Die Darstellung des Herrn im Tempel und der Neugeborenen in der Kirche von π. Martinos (für den Andreasboten 2/2012)

Auch wenn bereits das Triodion (das Buch der Gesänge der vorösterlichen Fastenzeit) aus dem Regal geholt und am Vorabend des Zöllners und Pharisäers mit Segen den Kirchensängern überreicht wird, geht der liturgische Blick noch einmal zurück auf Weihnachten. 40 Tage nach der Geburt sah das mosaische Gesetz die kultische Reinigung der Mutter und die Übereignung der männlichen Erstgeburt vor (Ex. 13, 2). Männliche Tiere wurden geopfert, Menschen und wertvolle Tiere (Lasttiere) durch Ersatzopfer ausgelöst (Ex. 13, 13). Für den in der Krippe geborenen Christus konnte die Gottesmutter nur ein Armeleuteopfer bringen, ein Taubenpärchen als günstigen Ersatz für ein wertvolles, gesundes und fehlerloses Lamm, das als eigentliches Ersatzopfer für den Erstgeborenen vom Gesetz vorgesehen war (Lk. 2, 24).

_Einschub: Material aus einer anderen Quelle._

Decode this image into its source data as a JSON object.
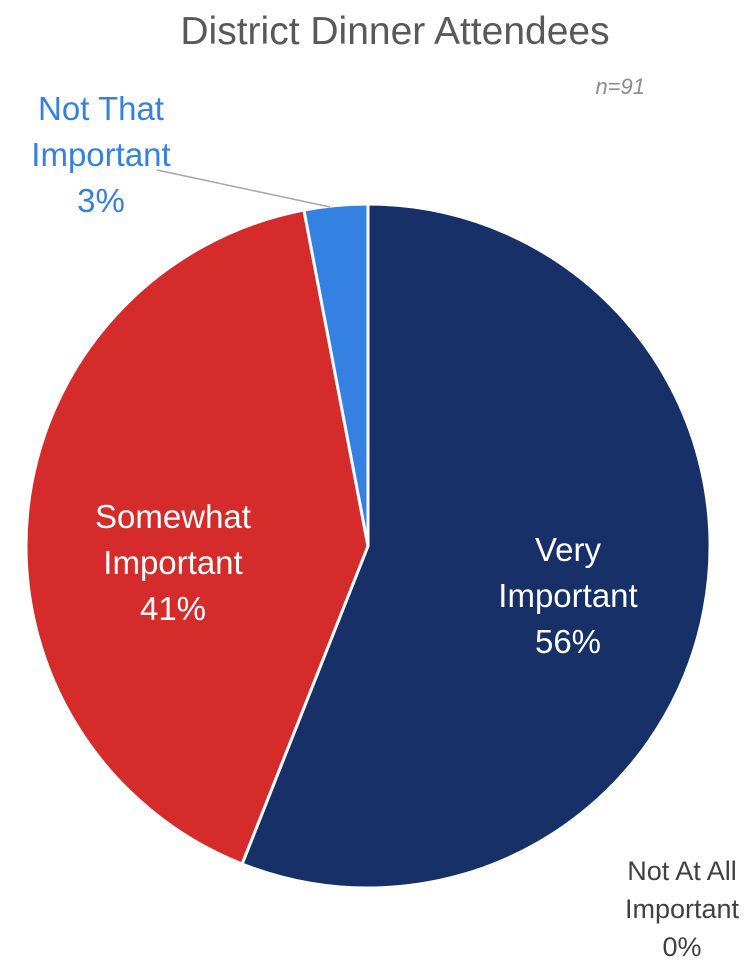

Typologisch und theologisch ist das völlig anders zu betrachten. Christus braucht kein Ersatzopfer, vor allem kein Lamm, da er selbst zum Opferlamm wird. Er ist der Einzige, der nicht durch ein Tier ausgelöst wird, sondern selbst geopfert werden soll. Damit geht der Blick an diesem Fest eigentlich doch nicht mehr zurück zur Geburt, sondern genau genommen vorwärts zum Karfreitag.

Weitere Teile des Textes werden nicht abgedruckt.